Chakraborty Dev
Department of Radiology, University of Pennsylvania, Science Center, Philadelphia 19104, USA.
Acad Radiol. 2002 Feb;9(2):147-56. doi: 10.1016/s1076-6332(03)80164-2.
Statistical power, defined as the probability of detecting real differences between imaging modalities, determines the cost in terms of readers and cases of conducting receiver operating characteristic (ROC) studies. Neglect of location information in lesion-detection studies analyzed with the ROC method can compromise power. Use of the alternative free-response ROC (AFROC) method, which considers location information, has been discouraged, because it neglects intraimage correlations. The relative statistical powers of the two methods, however, have not been tested. The purpose of this study was to compare the statistical power of ROC and AFROC methods using simulations.
A new model including intraimage correlations was developed to describe the decision variable sampling and to simulate data for ROC and AFROC analyses. Five readers and 200 cases (half of which contained one signal) were simulated for each trial. Two hundred trials, equally split between the null hypothesis and alternative hypothesis, were run. Ratings were analyzed with the Dorfman-Berbaum-Metz method, and separation of the null hypothesis and alternative hypothesis distributions was calculated.

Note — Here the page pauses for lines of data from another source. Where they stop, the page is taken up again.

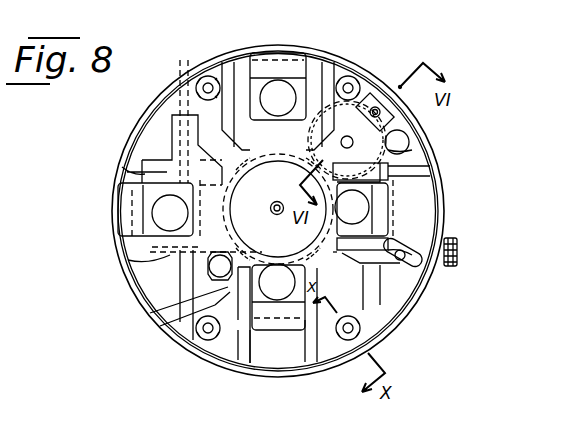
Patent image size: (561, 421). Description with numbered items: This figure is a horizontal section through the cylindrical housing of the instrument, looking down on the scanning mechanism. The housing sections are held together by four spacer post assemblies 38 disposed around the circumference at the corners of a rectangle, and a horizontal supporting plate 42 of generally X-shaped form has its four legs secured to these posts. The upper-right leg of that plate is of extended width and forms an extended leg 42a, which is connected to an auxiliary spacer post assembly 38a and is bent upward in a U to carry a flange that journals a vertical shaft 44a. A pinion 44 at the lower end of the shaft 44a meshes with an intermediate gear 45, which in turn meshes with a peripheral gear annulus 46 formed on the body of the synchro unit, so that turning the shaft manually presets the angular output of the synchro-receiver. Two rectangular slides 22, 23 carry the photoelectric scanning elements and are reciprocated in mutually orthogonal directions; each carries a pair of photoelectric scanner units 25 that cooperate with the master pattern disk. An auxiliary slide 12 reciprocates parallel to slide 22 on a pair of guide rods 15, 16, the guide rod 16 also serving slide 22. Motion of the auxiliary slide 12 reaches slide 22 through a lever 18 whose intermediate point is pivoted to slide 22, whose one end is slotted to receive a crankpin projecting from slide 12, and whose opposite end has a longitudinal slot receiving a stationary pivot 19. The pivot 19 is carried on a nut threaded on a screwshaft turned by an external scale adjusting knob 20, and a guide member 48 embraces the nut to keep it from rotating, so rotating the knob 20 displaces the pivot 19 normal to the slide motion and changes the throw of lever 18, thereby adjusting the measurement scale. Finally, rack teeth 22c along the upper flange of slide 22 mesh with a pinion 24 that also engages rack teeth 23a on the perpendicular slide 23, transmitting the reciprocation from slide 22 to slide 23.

The auxiliary slide 12 is at (175, 142).
The guide rod 15 is at (185, 317).
The guide rod 16 is at (245, 343).
The lever 18 is at (373, 254).
The stationary pivot 19 is at (403, 260).
The scale adjusting knob 20 is at (450, 268).
The slide 22 is at (240, 85).
The rack teeth 22c is at (233, 291).
The slide 23 is at (167, 173).
The rack teeth 23a is at (128, 260).
The pinion 24 is at (209, 277).
The photoelectric scanner units 25 is at (299, 50).
The spacer post assemblies 38 is at (336, 95).
The auxiliary spacer post assembly 38a is at (412, 150).
The supporting plate 42 is at (347, 140).
The extended leg 42a is at (393, 123).
The pinion 44 is at (363, 127).
The vertical shaft 44a is at (390, 90).
The intermediate gear 45 is at (312, 140).
The peripheral gear annulus 46 is at (262, 135).
The guide member 48 is at (370, 270).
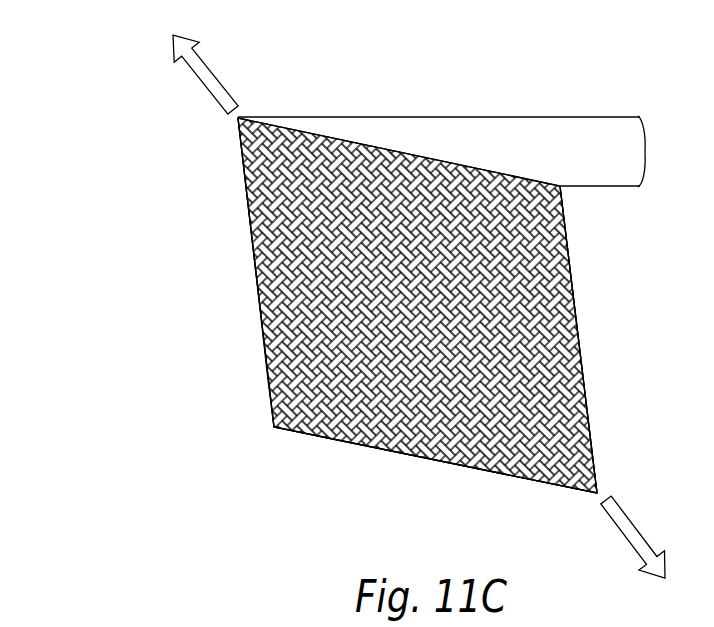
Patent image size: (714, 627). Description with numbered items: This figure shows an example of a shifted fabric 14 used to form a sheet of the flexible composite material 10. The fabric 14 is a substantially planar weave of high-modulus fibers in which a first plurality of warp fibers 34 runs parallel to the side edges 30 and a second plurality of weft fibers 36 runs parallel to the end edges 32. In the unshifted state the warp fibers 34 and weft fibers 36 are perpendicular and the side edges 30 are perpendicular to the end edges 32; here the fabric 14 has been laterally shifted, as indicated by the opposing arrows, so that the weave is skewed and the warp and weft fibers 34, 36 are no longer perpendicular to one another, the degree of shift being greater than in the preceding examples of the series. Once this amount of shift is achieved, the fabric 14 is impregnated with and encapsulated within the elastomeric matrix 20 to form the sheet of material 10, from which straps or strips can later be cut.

The flexible composite material 10 is at (190, 155).
The fibrous fabric 14 is at (252, 213).
The elastomeric matrix 20 is at (278, 300).
The weft fibers 36 is at (283, 328).
The warp fibers 34 is at (290, 363).
The side edges 30 is at (420, 458).
The end edges 32 is at (577, 332).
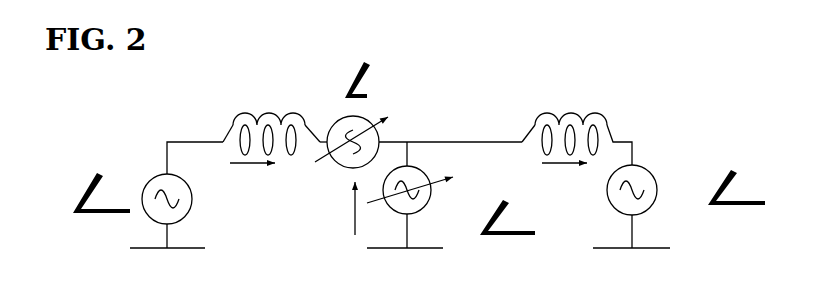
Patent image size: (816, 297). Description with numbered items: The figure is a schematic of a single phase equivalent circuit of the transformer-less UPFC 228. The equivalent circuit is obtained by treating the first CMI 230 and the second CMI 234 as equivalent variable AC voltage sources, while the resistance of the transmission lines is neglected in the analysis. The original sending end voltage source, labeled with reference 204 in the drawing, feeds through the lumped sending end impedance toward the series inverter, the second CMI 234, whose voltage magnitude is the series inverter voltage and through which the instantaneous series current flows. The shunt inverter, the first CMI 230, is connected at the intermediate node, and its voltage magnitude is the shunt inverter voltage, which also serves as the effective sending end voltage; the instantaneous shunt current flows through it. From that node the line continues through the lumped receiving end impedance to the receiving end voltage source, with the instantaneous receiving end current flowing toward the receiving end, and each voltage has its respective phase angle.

The sending-end voltage source 204 is at (150, 219).
The second CMI 234 is at (330, 121).
The first CMI 230 is at (432, 210).
The transformer-less UPFC 228 is at (574, 76).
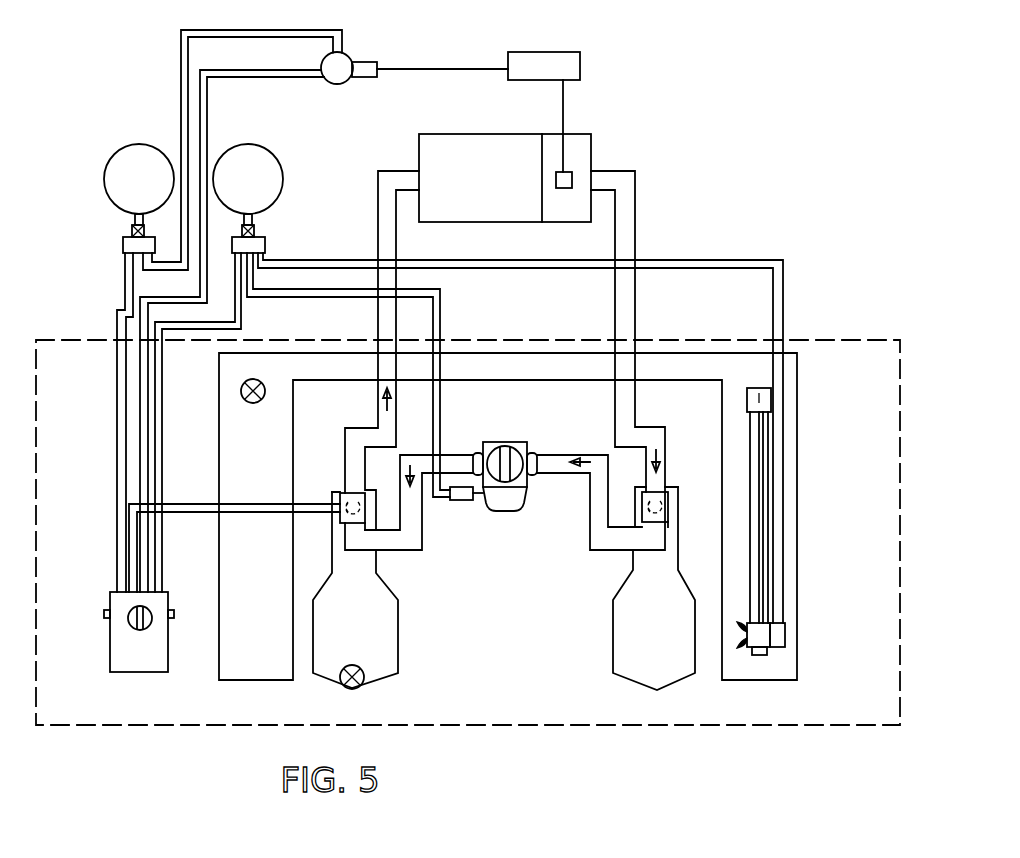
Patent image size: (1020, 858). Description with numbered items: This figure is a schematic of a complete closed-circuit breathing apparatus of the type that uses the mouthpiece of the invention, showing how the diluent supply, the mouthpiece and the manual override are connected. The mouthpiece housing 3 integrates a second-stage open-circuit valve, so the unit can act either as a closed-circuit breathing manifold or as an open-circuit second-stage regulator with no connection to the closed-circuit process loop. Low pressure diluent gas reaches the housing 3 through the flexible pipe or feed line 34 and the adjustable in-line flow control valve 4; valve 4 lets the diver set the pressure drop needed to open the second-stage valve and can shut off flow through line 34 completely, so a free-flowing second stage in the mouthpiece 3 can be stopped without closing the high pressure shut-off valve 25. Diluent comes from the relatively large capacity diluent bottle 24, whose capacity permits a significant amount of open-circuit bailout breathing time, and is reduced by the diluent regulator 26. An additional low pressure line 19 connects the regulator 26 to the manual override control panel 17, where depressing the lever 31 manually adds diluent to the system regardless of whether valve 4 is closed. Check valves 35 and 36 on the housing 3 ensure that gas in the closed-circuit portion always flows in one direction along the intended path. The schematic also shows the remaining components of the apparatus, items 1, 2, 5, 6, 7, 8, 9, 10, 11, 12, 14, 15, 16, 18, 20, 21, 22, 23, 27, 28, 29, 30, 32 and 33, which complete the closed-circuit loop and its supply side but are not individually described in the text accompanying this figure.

The first liquid container 1 is at (370, 598).
The indicator lamp 2 is at (352, 689).
The housing 3 is at (490, 442).
The adjustable in-line flow control valve 4 is at (460, 500).
The conduit 5 is at (409, 502).
The valve 6 is at (346, 492).
The conduit 7 is at (329, 517).
The conduit 8 is at (382, 350).
The conduit 9 is at (601, 360).
The valve 10 is at (663, 497).
The second liquid container 11 is at (640, 600).
The conduit 12 is at (608, 537).
The indicator lamp 14 is at (241, 391).
The sight glass 15 is at (760, 635).
The conduit 16 is at (784, 293).
The manual override control panel 17 is at (158, 658).
The conduit 18 is at (118, 472).
The low pressure line 19 is at (157, 425).
The conduit 20 is at (141, 453).
The connection block 21 is at (125, 244).
The shut-off valve 22 is at (143, 231).
The pressure gauge 23 is at (139, 184).
The diluent bottle 24 is at (248, 184).
The high pressure shut-off valve 25 is at (254, 228).
The diluent regulator 26 is at (263, 243).
The pressure regulator 27 is at (414, 68).
The control unit 28 is at (544, 112).
The housing 29 is at (505, 178).
The sensor 30 is at (563, 188).
The lever 31 is at (177, 613).
The indicator 32 is at (148, 624).
The connector 33 is at (104, 615).
The flexible pipe 34 is at (435, 413).
The check valve 35 is at (478, 462).
The check valve 36 is at (532, 460).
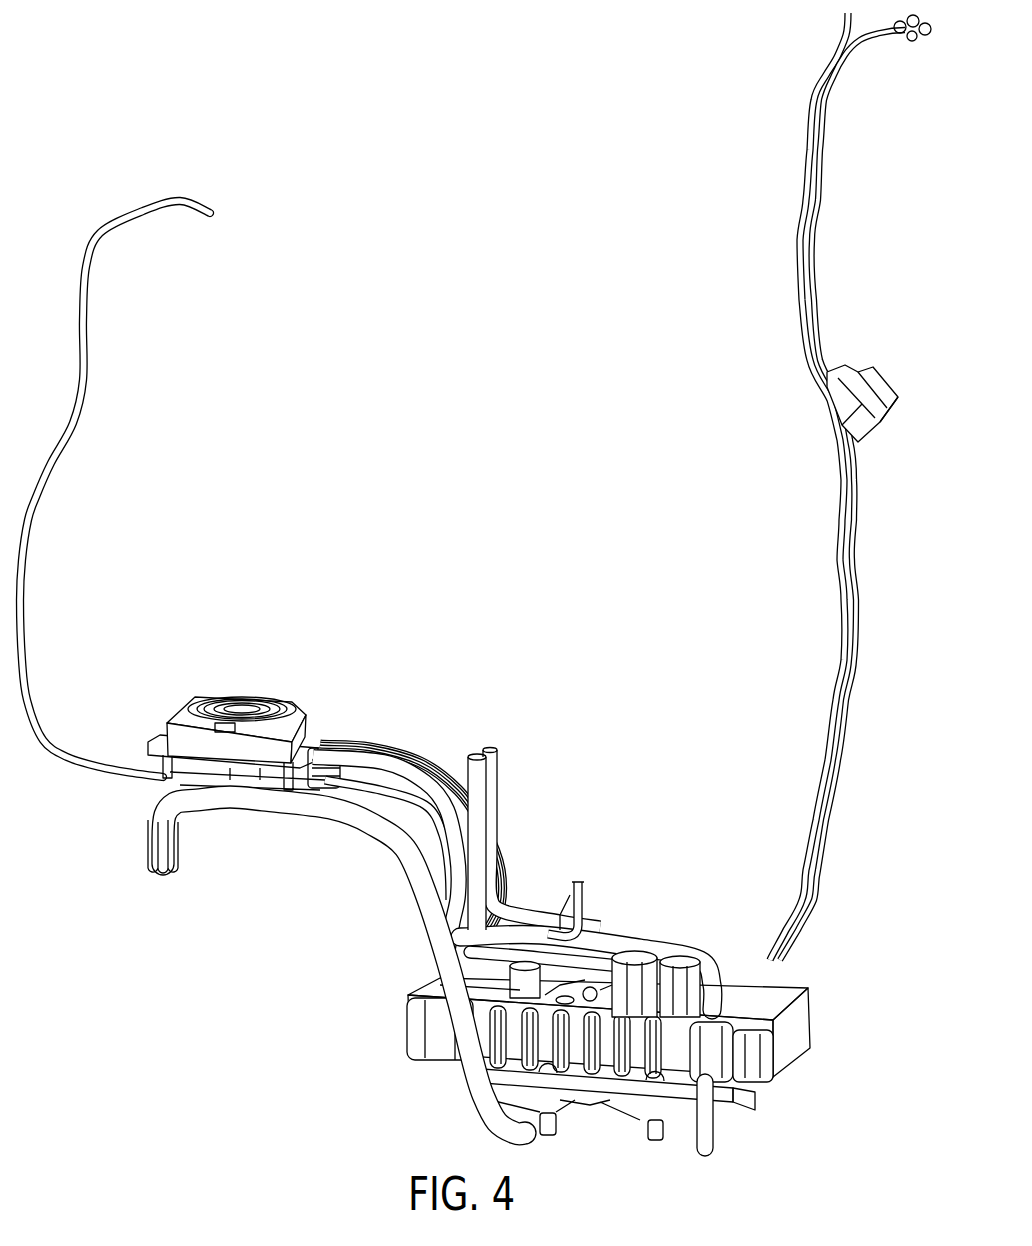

The AFROC method yielded higher power than the ROC method. Separation of the null hypothesis and alternative hypothesis distributions was larger by a factor of 1.6 regardless of the presence or absence of intraimage correlations. The effect of the incorrect localizations during ROC analysis of localization data is believed to be the major reason for the enhanced power of the AFROC method.
The AFROC method can yield higher power than the ROC method for studies involving lesion localization. Greater consideration of this methodology is warranted.
统计效能定义为检测成像模式之间真实差异的概率,它决定了进行接受者操作特征(ROC)研究所需的读者和病例数量成本。在使用ROC方法分析的病变检测研究中,忽略位置信息会影响效能。使用考虑位置信息的替代自由响应ROC(AFROC)方法一直不被提倡,因为它忽略了图像内相关性。然而,这两种方法的相对统计效能尚未经过测试。本研究的目的是通过模拟比较ROC和AFROC方法的统计效能。
开发了一个包含图像内相关性的新模型,以描述决策变量抽样并模拟用于ROC和AFROC分析的数据。每次试验模拟5名读者和200个病例(其中一半包含一个信号)。进行了200次试验,在原假设和备择假设之间平均分配。使用Dorfman-Berbaum-Metz方法分析评分,并计算原假设和备择假设分布的分离度。
AFROC方法的效能高于ROC方法。无论是否存在图像内相关性,原假设和备择假设分布的分离度都高出1.6倍。在对定位数据进行ROC分析时,错误定位的影响被认为是AFROC方法效能提高的主要原因。
对于涉及病变定位的研究,AFROC方法的效能可能高于ROC方法。有必要更多地考虑这种方法。